Substack cometh, and lo it is good. (Pricing)

Genomic noise and individual variation

In classic heritability studies, the variance of some phenotype Y is decomposed (in the simplest model) into the variance attributable to genetic effects, G, and the variance attributable to environment, E, such that Var(Y) = G+E. As the majority of heritability studies are done by geneticists, who are in general more interested in G than in E, the environmental variance is, to them, largely an error term. When thought of this way, it is clear that “environmental variance” can contain effects that, though not genetic, are certainly not “environmental” in any traditional sense.

In particular, the error term must includes simple stochastic noise on any part of the complex mapping from genotype to phenotype.

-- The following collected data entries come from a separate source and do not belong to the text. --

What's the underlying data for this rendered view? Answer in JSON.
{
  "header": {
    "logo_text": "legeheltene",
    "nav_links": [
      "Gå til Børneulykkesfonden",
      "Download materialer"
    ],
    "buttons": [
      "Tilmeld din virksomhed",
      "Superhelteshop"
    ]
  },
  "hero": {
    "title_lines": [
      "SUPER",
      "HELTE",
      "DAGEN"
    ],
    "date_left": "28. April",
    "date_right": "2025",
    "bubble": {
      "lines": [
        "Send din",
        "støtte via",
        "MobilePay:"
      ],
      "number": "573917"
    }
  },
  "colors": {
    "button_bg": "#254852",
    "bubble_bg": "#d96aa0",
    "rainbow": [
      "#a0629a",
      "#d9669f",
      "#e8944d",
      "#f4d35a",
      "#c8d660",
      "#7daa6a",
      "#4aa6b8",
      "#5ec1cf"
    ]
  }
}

Even at the early points in this map–the genome sequence and gene expression–there is considerable opportunity for random events to greatly affect phenotype. For lack of a better term, I’m going to call noise introduced at this level “genomic noise“; some examples follow:

1. While the genome is sometimes thought of as a constant in all cells from a given individual, that is not the case. Besides mutations, the genomes in some cell types undergo extensive remodeling during development. For example, consider the T and B cells of the immune system. During development, the genes in the immunoglobulin cluster are recombined to create the receptors presented by the cell. This recombination is stochastic– even from an identical starting spot, the precise combination of genes obtained in independent recombinations can vary greatly. It stands to reason that this genomic noise could, in turn, propogate up to phenotypic variation, and indeed, that is the case– if you look at identical twins who are discordant for multiple sclerosis (an autoimmune disease), you find that those early recombination events have made them less than identical.

2. Genomic noise is introduced in brain cells, as well, by the random movement of transposable elements and their effects on gene expression. The important studies (or perhaps study, singular; I can’t seem to find anything other than the linked paper) here have been done in the mouse, and any phenotypic effect is highly speculative, but as the costs of sequencing drop, it will be possible to study these sorts of somatic changes on a large scale.

3. Moving up a level from genomes to gene expression, it’s clear that some variation in levels of gene expression is simply stochastic. But interestingly, recent work has suggested that, though most everyone has two copies of all autosomal genes, a rather large fraction of genes (excluding imprinted ones) are only expressed from one copy, and the choice of copy to express varies from cell to cell. This opens up the possibility of cells or even entire tissues ending up effectively haploid for a given gene. So if you were to have two individuals heterozygous for some phenotypically relevant variant, they could end up with quite different phenotypes depending on the random choice of allele to express (see also G’s post on the topic here).

I find these sorts of speculations entertaining, and I imagine some of these postulated effects will soon be tested. Until then, just something to keep in mind.